Vragen van het lid Baudet (FVD) aan de Minister van Onderwijs, Cultuur en Wetenschap over het besluit van het Fonds voor Cultuurparticipatie om zes talentontwikkelingsorganisaties in de klassieke muzieksector niet langer te subsidiëren (ingezonden 3 september 2024).

Vraag 1

Bent u ervan op de hoogte dat het Fonds voor Cultuurparticipatie (FCP) heeft besloten de zes talentontwikkelingsorganisaties die zich richten op talenten in de klassieke muziek – te weten Nationale Jeugdorkesten Nederland, Prinses Christina Concours, de Nationale Koren, Ricciotti ensemble, Nederlands Vioolconcours en Britten voor Jong Muziektalent – ondanks positieve adviezen vanaf 2025 niet langer te subsidiëren?

Vraag 2

Bent u ervan op de hoogte dat deze organisaties hun financiële dekking – in de periode 2021–2024 en met uitzondering van Britten voor Jong Muziektalent ook in de jaren daarvoor – voor een zeer significant deel ontleenden aan subsidie van het FCP?

Vraag 3

Deelt u de mening dat deze zes organisaties – vaak al decennia – een sleutelpositie bekleden op het gebied van talentontwikkeling in de Nederlandse klassieke muzieksector? Kunt u uw antwoord toelichten?

Vraag 4

Erkent u dat het voortbestaan van talentontwikkeling in de klassieke muzieksector met het besluit van het FCP onzeker is geworden? Acht u dit wenselijk? Kunt u uw antwoord toelichten?

Vraag 5

Bent u ervan op de hoogte dat de verdeling van de subsidies op het gebied van talentontwikkeling is bepaald door tien commissieleden verdeeld over twee subcommissies? Bent u ervan op de hoogte dat slechts één van deze tien commissieleden een achtergrond heeft in de klassieke sector, namelijk in de – relatief kleine subsector – kerkmuziek? Bent u ervan op de hoogte dat verschillende commissieleden een achtergrond hebben in bijvoorbeeld theater?

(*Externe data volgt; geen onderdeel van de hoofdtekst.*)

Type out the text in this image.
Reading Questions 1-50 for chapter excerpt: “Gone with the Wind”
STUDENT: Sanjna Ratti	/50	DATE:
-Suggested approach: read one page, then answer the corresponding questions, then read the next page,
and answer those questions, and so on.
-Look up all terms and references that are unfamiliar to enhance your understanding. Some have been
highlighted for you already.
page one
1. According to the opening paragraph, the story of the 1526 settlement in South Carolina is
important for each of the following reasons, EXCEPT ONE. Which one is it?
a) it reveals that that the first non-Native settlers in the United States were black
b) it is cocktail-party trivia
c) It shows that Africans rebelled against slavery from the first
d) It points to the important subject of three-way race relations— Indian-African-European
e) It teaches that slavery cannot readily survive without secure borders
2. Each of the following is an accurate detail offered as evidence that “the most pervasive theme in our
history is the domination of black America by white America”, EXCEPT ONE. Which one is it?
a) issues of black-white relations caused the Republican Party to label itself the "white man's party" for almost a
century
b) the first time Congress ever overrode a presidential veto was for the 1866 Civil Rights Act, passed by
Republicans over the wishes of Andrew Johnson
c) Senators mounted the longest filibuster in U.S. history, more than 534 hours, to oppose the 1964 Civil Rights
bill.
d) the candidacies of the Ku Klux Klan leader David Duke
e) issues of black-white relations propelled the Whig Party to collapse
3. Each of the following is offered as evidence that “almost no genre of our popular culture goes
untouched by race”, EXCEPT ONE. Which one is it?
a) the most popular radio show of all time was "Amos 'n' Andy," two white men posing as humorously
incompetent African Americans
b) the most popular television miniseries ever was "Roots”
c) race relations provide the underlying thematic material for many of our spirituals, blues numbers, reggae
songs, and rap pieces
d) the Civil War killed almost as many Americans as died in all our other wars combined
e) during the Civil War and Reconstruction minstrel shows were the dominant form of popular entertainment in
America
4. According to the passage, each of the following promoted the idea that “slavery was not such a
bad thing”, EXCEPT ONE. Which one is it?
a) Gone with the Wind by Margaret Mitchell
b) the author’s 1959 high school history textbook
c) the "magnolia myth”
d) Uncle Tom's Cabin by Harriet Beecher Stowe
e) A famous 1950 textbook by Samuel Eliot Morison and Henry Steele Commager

Deelt u de mening dat de bredere westerse instrumentale en vocale tradities hiermee zeer beperkt zijn vertegenwoordigd? Hoe beoordeelt u deze discrepantie? Acht u het mogelijk dat dit effect heeft gehad op de toekenningsprocedure? Zo ja, waarom wel? Zo nee, waarom niet?

Vraag 6

Kunt u toelichten waarom de pijlers Pluriformiteit en Geografische spreiding sinds 2024 zijn vervangen door de pijlers Toegankelijkheid en Maatschappelijke relevantie? Acht u deze vervanging wenselijk? Zo ja, waarom wel? Zo nee, waarom niet?

Vraag 7

Hoe beoordeelt u het feit dat verschillende instellingen en festivals die gehonoreerd zijn onder de noemer «talentontwikkeling» zich – in plaats van op talenten – richten op een bredere of andere doelgroep, zoals onder andere Stichting Leerorkest Nederland (basisschoolkinderen in het algemeen) en Stichting Possibilize (mensen met een beperking)? Deelt u de mening dat het juist van groot belang is voor een samenleving om expliciet te investeren in talenten, zoals organisaties als Nationale Jeugdorkesten Nederland, het Prinses Christina Concours en het Nederlands Vioolconcours al decennia doen? Kunt u uw antwoord toelichten?

Vraag 8

Hoe beoordeelt u het feit dat een Rijkscultuurfonds verschillende lokale partijen financiert, zoals onder andere SALTY (Almere), Stichting Theater de Vaillant (Den Haag) en Stichting Theater de Leeuw (Arnhem)? Deelt u de mening dat een Rijkscultuurfonds zich in de eerste plaats zou moeten concentreren op organisaties van nationaal belang en de subsidiëring van lokale partijen zo veel mogelijk aan lokale overheden zou moeten overlaten? Kunt u uw antwoord toelichten?

Vraag 9

Bent u bereid te zoeken naar een financiële dekking voor de zes talentontwikkelingsorganisaties genoemd in vraag 1, zodat de kweekvijver van de Nederlandse klassieke muzieksector kan worden veiliggesteld voor de toekomst? Zo ja, waarom wel? Zo nee, waarom niet?

Vraag 10

Kunt u deze vragen zo spoedig mogelijk en binnen de daarvoor gestelde termijn beantwoorden?